|Posted by Stephen on May 4, 2012 at 11:35 AM|
The One about Mexico sorta
by Stephen Gillikin
Hola mi amigos,
Tomorrow is Cinco de Mayo, and fittingly enough I 'm in Mexico right now. Well, I'm only in Mexico as of the time this publishes. Literally, I'm currently in Pasadena and tomorrow is April 21st. Although you could be reading this anytime after it publishes, in which case I'm neither in Mexico nor Pasadena considering I don't live in either place.
However, if you believe in the quantum physics theory of time being cyclical then I suppose I'm actually at all of these possible place right now as my entire existence is just one mind-blowing, infinite point.
But alas, let's get to this shindig about how awesome Mexico is, and
(Once again, I'm not actually in Mexico yet as of the time I'm writing this, so this essay will not be factual or substance-based.)
Mexico is the greatest! Although, what's up with some of the drivers here, huh? You know what I'm saying? More like MexiSlow!
But seriously folks, some of the automobiles drive fast. Too fast! And I gotta be all like, "Hey, hey hey. MexiWhoa!!!!"
The ladies are nice though. But there's certainly some MexiHoes! You know what I'm saying?!?!
I guess that's part of the nightlife, huh? Snorting some MexiBlow through your MexiNose before listening to some song by MexiFlow-Rida and then buying a knock off t-shirt of that cute monster MexiDomo.
Now, I MexiKnow what you're thinking? Hey, aren't you just putting words that rhyme with "co" at the end of "Mexi?"
Well, MexiSo what? Maybe this idea won't MexiBlow your mind, the way the Matrix did when they were fighting in MexiSlow-mo in that MexiDojo.
If you don't like it, why don't you just MexiGo to MexiLowes and pick up some MexiStucco so you can build your own MexiHome where you can be MexiLonley and MexiGrow to be MexiOld without reading my website. MexiOk? Does that sound better to you??
Because if not, I will continue to talk about famed Rangers Pitcher, MexiNolan Ryan or the prized jewel, the MexiHope Diamond.
Look look look! I'm sorry I have to intervene here and stop this essay from being published any further. Sorry, let me introduce myself, this is Stephen from the future.

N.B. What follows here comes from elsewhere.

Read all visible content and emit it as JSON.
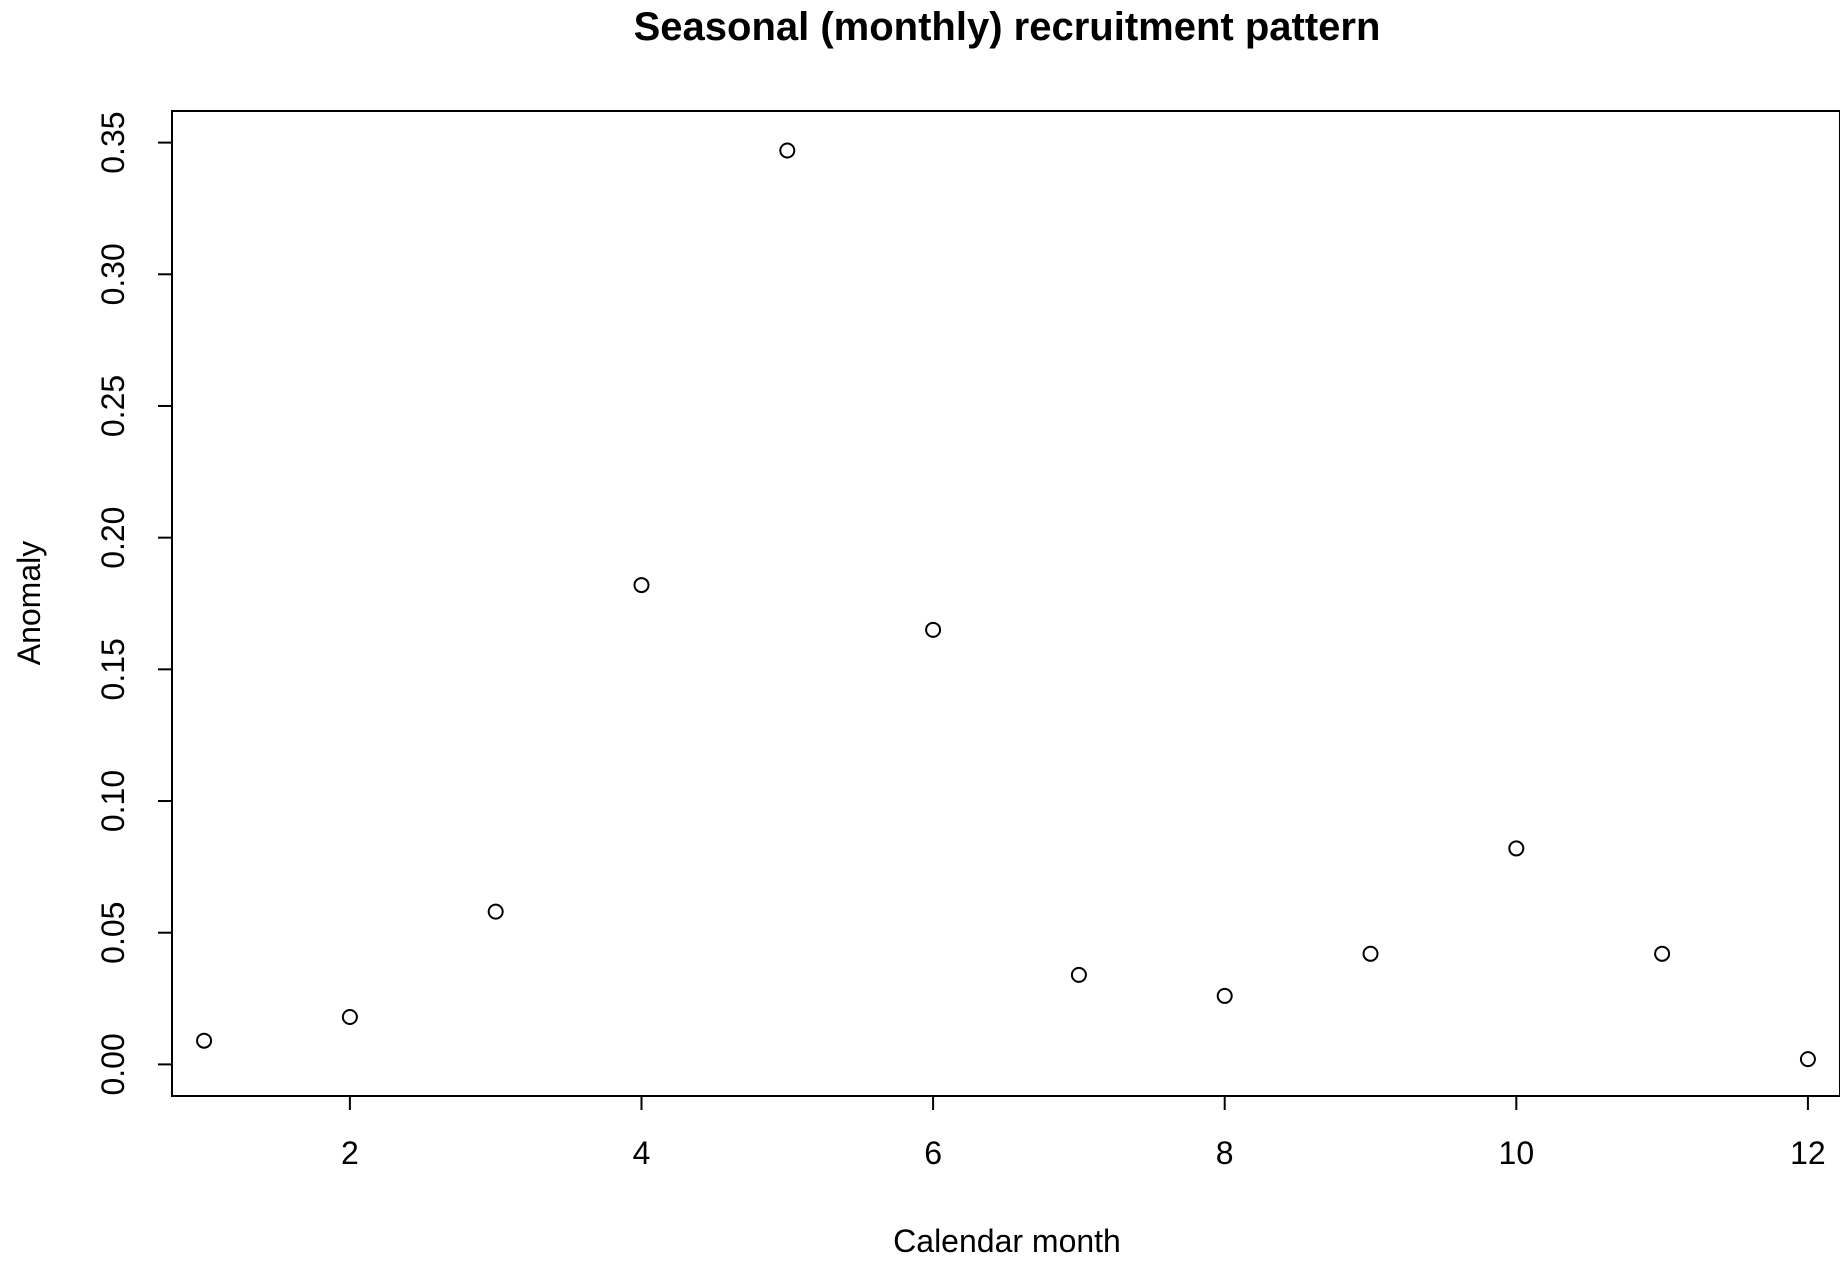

I'm actually from 1987, but it turns out that time is an infinite circle after all, and so the past is actually also the future. Look, it gets confusing, but through a story Ill have to save for another time, I've basically mastered traveling the Ring of Time, and I'm using this power now to intervene in this essay.
I have now since been to and returned from Mexico, and so I' can tell fun stories about it instead of just doing this stupid rhyming device.
Although, I'm not going to. Just the same way I'm not going to explain why I used time travel to interject midway through this essay instead of just cutting it off from the very beginning.
Ok, look, time travel is not easy, alright? And do you know what it's like to be in 1987 right now and trying to use the internet. Yea, wrap your head around that will ya?
I'm doing my best here.
Anyway, I'll save Mexico stories for some other location or time or whatever. It's all the same and everything ever is happening simultaneously right now, so it doesn't matter.
I'll just say this. Mexico has parts that are fun.
Although eventually it blows up.
But hey, that's like millions of years from when this is published, so you need not worry. It happens long after Taylor Hanson (from the band, Hanson) becomes President. And long after Aliens invade and steal all our babies. And long after the human species is non-existent. Although, technically all that stuff already happened in the past and/or is happening now.
Sorry, I should've never time traveled and used it interrupt the essay about Mexico.
I'm MexiSorry. (that one only sounds right if you apologize like a Canadian.)
Stephen Gillikin currently exists and doesn't. He enjoys gardening, and despite the preceding, is not on any drugs.